N’y avait-il cependant aucune apparence que Mlle Marguerite pût d’elle-même ouvrir les yeux sur l’indignité de son choix, trouver dans quelque inspiration secrète de son propre cœur le conseil qu’il m’était défendu de lui suggérer ? Ne pouvait-il s’élever tout à coup dans ce cœur un sentiment nouveau, inattendu, qui vînt souffler sur les vaines résolutions de la raison et les mettre à néant ? Ce sentiment même n’était-il pas né déjà, et n’en avais-je pas recueilli des témoignages irrécusables ? Tant de caprices bizarres, d’hésitations, de combats et de larmes dont j’avais été depuis quelque temps l’objet ou le témoin, dénonçaient sans doute une raison chancelante et peu maîtresse d’elle-même. Je n’étais pas enfin assez neuf dans la vie pour ignorer qu’une scène comme celle dont le hasard m’avait rendu dans cette soirée même le confident et presque le complice – si peu préméditée qu’elle puisse être, – n’éclate point dans une atmosphère d’indifférence. De telles émotions, de tels ébranlements, supposent deux âmes déjà troublées par un orage commun, ou qui vont l’être.

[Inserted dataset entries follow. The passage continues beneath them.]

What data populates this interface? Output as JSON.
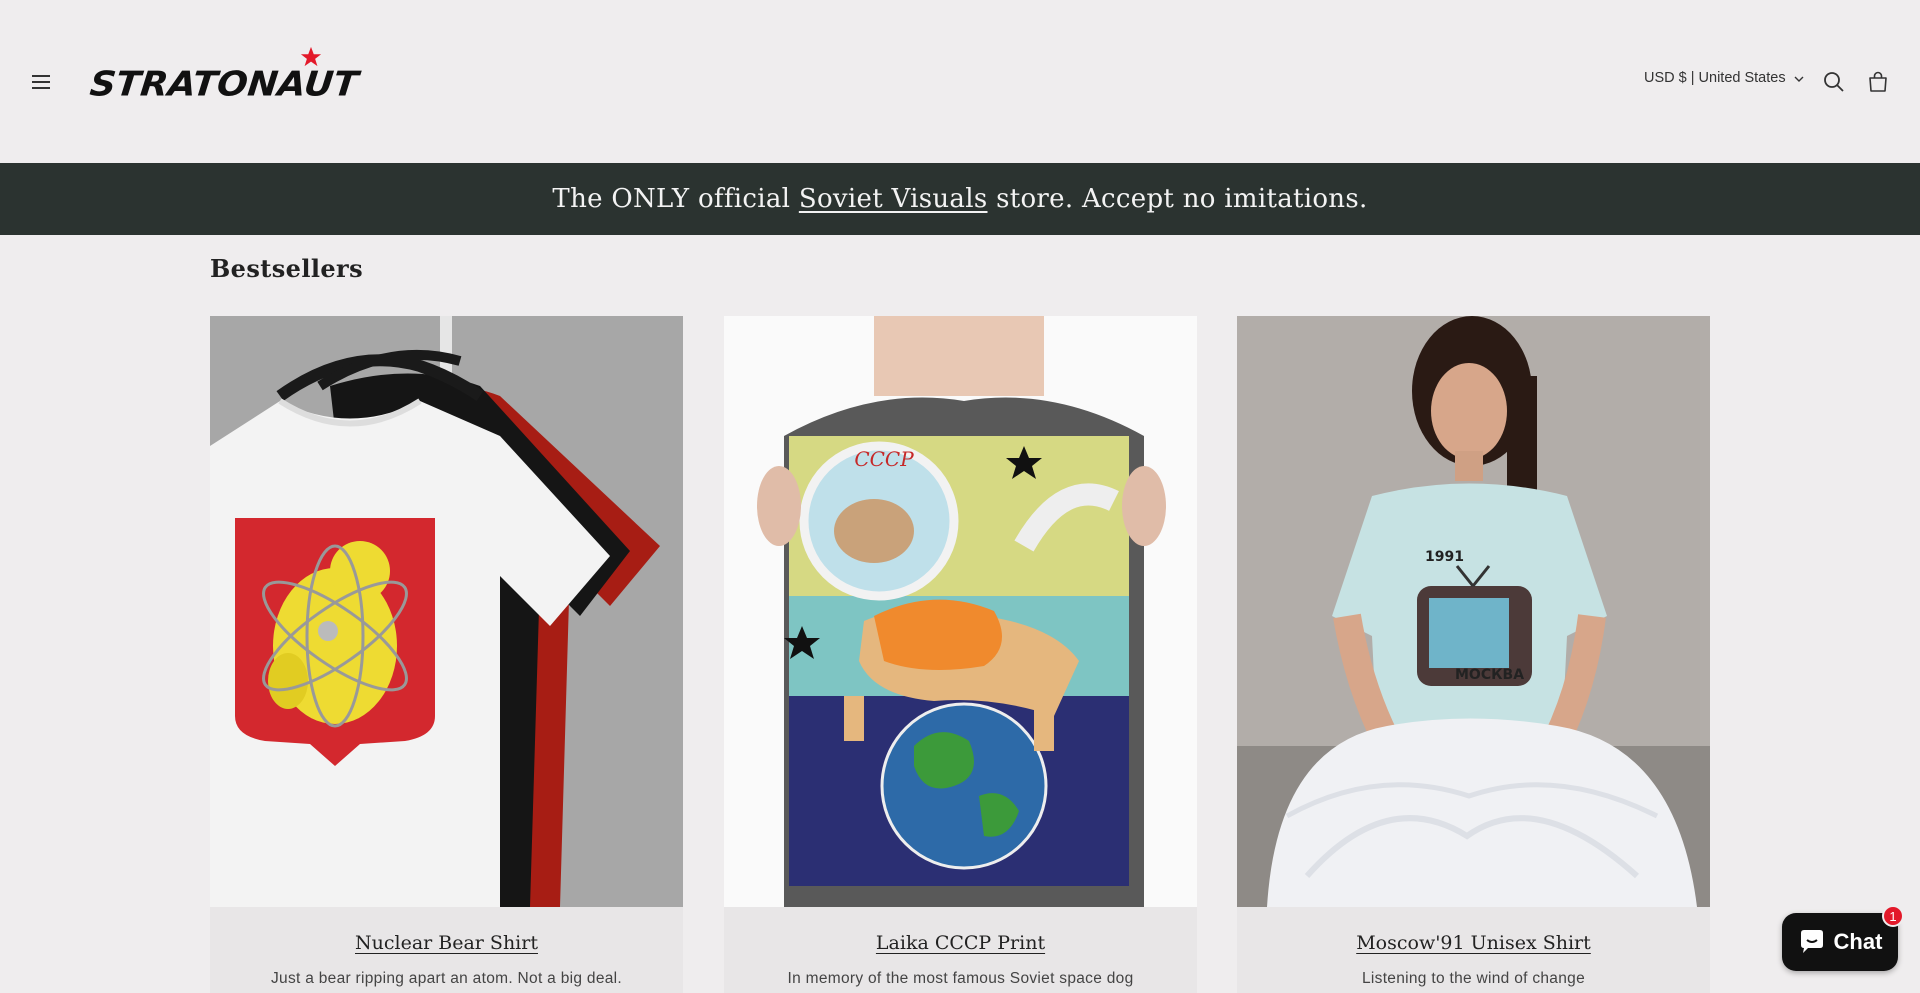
{
  "header": {
    "logo_text": "STRATONAUT",
    "currency": "USD $ | United States"
  },
  "announcement": {
    "prefix": "The ONLY official ",
    "link": "Soviet Visuals",
    "suffix": " store. Accept no imitations."
  },
  "section": {
    "title": "Bestsellers"
  },
  "products": [
    {
      "title": "Nuclear Bear Shirt",
      "description": "Just a bear ripping apart an atom. Not a big deal."
    },
    {
      "title": "Laika CCCP Print",
      "description": "In memory of the most famous Soviet space dog"
    },
    {
      "title": "Moscow'91 Unisex Shirt",
      "description": "Listening to the wind of change"
    }
  ],
  "poster_text": {
    "helmet": "CCCP",
    "tv_year": "1991",
    "tv_city": "МОСКВА"
  },
  "chat": {
    "label": "Chat",
    "badge": "1"
  },
  "colors": {
    "background": "#efedee",
    "announcement_bg": "#2b3330",
    "card_bg": "#e8e6e7",
    "badge": "#e3192a",
    "logo_star": "#e3192a"
  }
}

Mais s’il était vrai, si elle m’aimait, comme il était trop certain que je l’aimais, je pouvais dire de cet amour ce qu’elle disait de sa beauté : « À quoi bon ? » car je ne pouvais espérer qu’il eût jamais assez de force pour triompher de la défiance éternelle qui est le travers et la vertu de cette noble fille, défiance dont mon caractère, j’ose le dire, repousse l’outrage, mais que ma situation, plus que celle de tout autre, est faite pour inspirer. Entre ces terribles ombrages et la réserve plus grande qu’ils me commandent, quel miracle pourrait combler l’abîme ?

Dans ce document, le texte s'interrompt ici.